Not long ago I posted some information about a Wired Science
episode on PBS that discussed neuroplasticity. I have recently started reading a book on the same subject which discusses some of the same information, as well as Dr. Bach-y-Rita's work, but in more detail. Its title is The Brain That Changes Itself
by Norman Doidge, M.D. 2007. Although I have just started reading the book, I highly recommend it for anyone who is interested in this subject. The following is quoted from inside the jacket...
The Brain Can Change Itself
It is a plastic, living organ that can actually change its own structure and function, even into old age. Arguably the most important breakthrough in neuroscience since scientists first sketched out the brain's basic anatomy, this revolutionary discovery, called neuroplasticity, promises to overthrow the centuries-old notion that the adult brain is fixed and unchanging. The brain is not, as was thought, like a machine or "hardwired" like a computer. Neuroplasticity not only gives hope to those with mental limitations, or what was thought to be incurable brain damage, but expands our understanding of the healthy brain and the resilience of human nature. Norman Doidge, M.D., a psychiatrist and researcher, set out to investigate neuroplasticity and met both the brilliant scientists championing it and the people whose lives they've transformed.

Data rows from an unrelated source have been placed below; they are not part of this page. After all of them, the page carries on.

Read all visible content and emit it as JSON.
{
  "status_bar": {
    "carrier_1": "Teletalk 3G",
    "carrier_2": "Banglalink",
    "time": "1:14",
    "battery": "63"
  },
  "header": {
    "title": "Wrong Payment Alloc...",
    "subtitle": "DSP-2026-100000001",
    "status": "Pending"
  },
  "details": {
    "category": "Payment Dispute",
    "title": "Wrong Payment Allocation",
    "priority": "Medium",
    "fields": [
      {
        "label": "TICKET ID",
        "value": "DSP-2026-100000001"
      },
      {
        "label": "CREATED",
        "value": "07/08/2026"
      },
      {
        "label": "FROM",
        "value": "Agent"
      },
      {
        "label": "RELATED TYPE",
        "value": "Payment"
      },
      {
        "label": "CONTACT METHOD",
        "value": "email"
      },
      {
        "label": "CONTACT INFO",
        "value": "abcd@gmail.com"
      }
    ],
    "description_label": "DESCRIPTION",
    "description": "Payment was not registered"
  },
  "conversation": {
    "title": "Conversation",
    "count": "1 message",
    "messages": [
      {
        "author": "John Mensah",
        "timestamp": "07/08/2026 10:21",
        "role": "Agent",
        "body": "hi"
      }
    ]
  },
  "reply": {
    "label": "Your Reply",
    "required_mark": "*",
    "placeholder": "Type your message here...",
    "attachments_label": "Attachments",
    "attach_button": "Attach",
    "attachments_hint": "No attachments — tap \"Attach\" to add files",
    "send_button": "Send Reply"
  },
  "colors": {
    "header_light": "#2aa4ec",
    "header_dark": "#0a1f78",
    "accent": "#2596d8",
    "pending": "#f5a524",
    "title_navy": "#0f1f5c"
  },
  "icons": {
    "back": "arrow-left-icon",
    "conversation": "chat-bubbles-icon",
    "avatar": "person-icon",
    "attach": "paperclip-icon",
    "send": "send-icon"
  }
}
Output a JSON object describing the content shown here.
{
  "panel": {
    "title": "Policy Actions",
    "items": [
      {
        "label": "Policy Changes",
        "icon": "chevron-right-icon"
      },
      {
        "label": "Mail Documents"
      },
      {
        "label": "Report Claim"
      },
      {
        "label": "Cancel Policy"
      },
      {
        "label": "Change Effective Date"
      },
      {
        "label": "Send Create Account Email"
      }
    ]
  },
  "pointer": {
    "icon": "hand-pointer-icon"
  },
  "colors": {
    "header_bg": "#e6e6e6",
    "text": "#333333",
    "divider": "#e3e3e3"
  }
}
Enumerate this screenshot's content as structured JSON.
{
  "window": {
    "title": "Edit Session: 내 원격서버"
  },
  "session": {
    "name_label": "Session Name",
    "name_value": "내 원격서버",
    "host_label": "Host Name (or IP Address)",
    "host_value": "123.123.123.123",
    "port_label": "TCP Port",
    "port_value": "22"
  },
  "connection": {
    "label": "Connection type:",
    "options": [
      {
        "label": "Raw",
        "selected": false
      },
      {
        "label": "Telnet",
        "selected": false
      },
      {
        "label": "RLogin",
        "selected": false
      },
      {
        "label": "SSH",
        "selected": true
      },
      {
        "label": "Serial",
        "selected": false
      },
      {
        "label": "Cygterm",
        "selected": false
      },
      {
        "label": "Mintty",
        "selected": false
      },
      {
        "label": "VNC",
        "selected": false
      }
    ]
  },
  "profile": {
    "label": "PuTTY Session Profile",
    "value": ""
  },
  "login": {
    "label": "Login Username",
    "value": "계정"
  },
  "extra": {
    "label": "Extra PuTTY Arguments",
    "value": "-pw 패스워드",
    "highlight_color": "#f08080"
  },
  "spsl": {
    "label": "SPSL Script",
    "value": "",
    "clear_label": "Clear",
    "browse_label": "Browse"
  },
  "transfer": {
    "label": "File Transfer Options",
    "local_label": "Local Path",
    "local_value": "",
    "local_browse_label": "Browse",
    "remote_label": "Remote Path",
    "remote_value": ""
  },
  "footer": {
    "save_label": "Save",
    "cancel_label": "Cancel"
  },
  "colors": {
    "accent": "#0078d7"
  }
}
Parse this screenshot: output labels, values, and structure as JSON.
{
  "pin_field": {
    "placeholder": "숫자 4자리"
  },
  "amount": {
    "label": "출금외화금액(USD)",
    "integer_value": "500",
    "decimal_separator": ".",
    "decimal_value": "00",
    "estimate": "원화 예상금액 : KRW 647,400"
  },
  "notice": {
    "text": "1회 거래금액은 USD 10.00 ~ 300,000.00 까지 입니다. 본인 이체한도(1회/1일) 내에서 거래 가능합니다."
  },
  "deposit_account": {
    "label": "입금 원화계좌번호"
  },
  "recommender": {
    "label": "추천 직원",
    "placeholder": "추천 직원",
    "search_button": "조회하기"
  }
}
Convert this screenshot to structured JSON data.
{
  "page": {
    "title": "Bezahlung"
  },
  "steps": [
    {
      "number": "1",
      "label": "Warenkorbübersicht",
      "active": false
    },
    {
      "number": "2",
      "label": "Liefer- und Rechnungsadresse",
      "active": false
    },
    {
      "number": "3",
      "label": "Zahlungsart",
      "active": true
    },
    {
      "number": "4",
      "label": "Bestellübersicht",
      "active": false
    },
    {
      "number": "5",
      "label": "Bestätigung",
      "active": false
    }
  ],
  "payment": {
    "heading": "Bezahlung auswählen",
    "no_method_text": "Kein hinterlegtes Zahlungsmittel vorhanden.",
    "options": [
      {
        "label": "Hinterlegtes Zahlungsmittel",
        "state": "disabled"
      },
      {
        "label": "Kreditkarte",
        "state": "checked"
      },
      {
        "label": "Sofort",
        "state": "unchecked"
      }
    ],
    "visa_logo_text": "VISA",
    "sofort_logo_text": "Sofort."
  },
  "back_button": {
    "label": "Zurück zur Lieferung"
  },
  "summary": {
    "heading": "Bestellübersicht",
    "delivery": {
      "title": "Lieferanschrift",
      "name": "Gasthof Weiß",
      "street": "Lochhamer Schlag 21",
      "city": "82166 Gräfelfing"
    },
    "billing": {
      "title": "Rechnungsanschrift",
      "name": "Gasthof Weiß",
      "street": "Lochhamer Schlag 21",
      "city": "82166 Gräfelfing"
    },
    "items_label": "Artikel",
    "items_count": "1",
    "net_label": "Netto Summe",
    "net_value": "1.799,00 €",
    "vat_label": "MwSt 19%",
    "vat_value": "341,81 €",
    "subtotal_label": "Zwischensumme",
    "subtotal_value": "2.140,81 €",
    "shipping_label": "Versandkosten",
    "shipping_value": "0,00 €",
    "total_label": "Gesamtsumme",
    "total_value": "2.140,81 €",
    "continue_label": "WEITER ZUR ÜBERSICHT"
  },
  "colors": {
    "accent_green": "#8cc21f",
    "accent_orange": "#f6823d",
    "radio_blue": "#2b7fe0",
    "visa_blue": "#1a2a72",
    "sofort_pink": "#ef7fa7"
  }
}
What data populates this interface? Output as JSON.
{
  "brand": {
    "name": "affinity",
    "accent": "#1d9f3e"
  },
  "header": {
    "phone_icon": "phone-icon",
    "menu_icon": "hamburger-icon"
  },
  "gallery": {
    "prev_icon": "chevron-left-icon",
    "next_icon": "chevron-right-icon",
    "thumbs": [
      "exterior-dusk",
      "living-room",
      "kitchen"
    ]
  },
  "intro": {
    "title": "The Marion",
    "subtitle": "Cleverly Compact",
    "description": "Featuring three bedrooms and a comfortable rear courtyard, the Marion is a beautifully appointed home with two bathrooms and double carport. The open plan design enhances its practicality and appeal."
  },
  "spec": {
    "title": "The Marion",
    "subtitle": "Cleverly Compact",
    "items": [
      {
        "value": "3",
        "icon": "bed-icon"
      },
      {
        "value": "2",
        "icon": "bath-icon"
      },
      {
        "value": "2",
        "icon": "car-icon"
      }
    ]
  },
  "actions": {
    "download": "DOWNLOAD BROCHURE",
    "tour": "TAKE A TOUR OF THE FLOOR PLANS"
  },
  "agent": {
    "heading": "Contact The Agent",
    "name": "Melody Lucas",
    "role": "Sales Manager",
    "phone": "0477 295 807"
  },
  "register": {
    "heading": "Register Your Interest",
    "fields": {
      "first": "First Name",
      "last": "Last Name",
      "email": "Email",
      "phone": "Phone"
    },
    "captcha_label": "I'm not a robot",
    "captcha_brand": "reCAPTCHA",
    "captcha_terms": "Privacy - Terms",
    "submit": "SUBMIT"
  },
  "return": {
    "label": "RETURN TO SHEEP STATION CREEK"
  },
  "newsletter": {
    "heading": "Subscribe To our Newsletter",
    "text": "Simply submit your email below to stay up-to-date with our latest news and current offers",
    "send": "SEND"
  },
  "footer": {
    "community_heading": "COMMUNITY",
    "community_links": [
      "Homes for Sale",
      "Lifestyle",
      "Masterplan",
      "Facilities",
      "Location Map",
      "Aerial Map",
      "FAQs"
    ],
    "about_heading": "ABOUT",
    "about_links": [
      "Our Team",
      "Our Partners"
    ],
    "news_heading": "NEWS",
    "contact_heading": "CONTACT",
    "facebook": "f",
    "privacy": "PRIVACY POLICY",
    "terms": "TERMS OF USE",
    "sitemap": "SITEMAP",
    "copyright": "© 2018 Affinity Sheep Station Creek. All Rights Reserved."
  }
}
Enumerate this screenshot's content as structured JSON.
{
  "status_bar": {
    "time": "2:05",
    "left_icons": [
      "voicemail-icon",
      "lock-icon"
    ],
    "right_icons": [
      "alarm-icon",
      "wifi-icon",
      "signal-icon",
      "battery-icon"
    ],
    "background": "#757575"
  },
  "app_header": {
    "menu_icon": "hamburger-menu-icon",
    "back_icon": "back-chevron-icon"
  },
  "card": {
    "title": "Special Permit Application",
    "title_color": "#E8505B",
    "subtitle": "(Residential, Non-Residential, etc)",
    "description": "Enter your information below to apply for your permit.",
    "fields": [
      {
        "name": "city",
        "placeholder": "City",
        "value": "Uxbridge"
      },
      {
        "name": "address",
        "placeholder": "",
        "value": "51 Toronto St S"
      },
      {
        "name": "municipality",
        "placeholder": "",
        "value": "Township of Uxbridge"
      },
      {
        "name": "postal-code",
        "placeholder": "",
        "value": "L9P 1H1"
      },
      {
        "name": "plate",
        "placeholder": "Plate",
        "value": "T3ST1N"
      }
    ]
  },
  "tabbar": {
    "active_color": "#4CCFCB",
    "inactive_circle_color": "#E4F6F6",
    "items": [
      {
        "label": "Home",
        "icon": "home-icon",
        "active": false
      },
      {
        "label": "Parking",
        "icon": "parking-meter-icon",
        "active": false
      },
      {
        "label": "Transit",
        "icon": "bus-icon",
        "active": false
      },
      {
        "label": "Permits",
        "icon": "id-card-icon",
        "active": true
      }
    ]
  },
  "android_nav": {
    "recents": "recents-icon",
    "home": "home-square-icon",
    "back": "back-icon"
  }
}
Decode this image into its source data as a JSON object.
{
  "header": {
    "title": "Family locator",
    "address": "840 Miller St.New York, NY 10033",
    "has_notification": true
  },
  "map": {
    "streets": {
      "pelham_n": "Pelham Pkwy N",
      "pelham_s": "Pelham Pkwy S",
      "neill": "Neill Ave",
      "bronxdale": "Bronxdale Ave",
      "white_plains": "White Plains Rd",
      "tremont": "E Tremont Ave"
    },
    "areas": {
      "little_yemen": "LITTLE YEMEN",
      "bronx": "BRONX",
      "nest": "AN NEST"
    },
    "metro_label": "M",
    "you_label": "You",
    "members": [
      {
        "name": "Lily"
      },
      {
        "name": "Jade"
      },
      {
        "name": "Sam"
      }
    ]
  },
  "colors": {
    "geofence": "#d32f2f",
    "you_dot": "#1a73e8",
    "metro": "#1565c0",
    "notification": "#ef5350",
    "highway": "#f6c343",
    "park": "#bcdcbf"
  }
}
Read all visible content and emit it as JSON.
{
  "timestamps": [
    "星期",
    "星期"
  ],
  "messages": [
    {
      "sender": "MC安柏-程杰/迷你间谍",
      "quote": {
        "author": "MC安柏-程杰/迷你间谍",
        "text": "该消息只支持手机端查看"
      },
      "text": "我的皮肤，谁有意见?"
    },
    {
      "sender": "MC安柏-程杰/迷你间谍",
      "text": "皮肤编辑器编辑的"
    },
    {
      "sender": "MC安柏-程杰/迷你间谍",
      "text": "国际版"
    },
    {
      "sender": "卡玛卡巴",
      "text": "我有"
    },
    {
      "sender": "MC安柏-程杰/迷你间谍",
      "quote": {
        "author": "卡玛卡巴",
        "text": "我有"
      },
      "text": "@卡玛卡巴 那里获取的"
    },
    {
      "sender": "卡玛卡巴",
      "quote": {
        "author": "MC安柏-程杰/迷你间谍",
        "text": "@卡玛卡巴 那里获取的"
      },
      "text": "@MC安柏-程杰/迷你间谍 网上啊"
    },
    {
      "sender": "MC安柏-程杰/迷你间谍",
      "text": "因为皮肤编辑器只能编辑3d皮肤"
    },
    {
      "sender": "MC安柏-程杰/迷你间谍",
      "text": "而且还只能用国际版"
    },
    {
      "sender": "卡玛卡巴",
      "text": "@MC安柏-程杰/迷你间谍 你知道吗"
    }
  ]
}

The result is this book, a riveting collection of case histories detailing the astonishing progress of people whose conditions had long been dismissed as hopeless. We see a woman born with half a brain that rewired itself to work as a whole, a woman labeled retarded who cured her deficits with brain exercises and now cures those of others, blind people learning to see, learning disorders cured, IQs raised, aging brains rejuvenated, painful phantom limbs erased, stroke patients recovering their faculties, children with cerebral palsy learning to move more gracefully, entrenched depression and anxiety disappearing, and lifelong character traits altered.
Doidge takes us onto terrain that might seem fantastic, We learn that our thoughts can switch our genes on and off, altering our brain anatomy. Scientists have developed machines that can follow these physical changes in order to read people's thoughts, allowing the paralyzed to control computers and electronics just by thinking.
We learn how people of average intelligence can, with brain exercises, improve their cognition and perception in order to become savant calculators, develop muscle strength, or learn to play a musical instrument, simply by imagining doing so.
Using personal stories from the heart of this neuroplasticity revolution, Dr. Doidge explores the profound implications of the changing brain for understanding the mysteries of love, sexual attraction, taste, culture, and education in an immensely moving, inspiring book that will permanently alter the way we look at human possibility and human nature.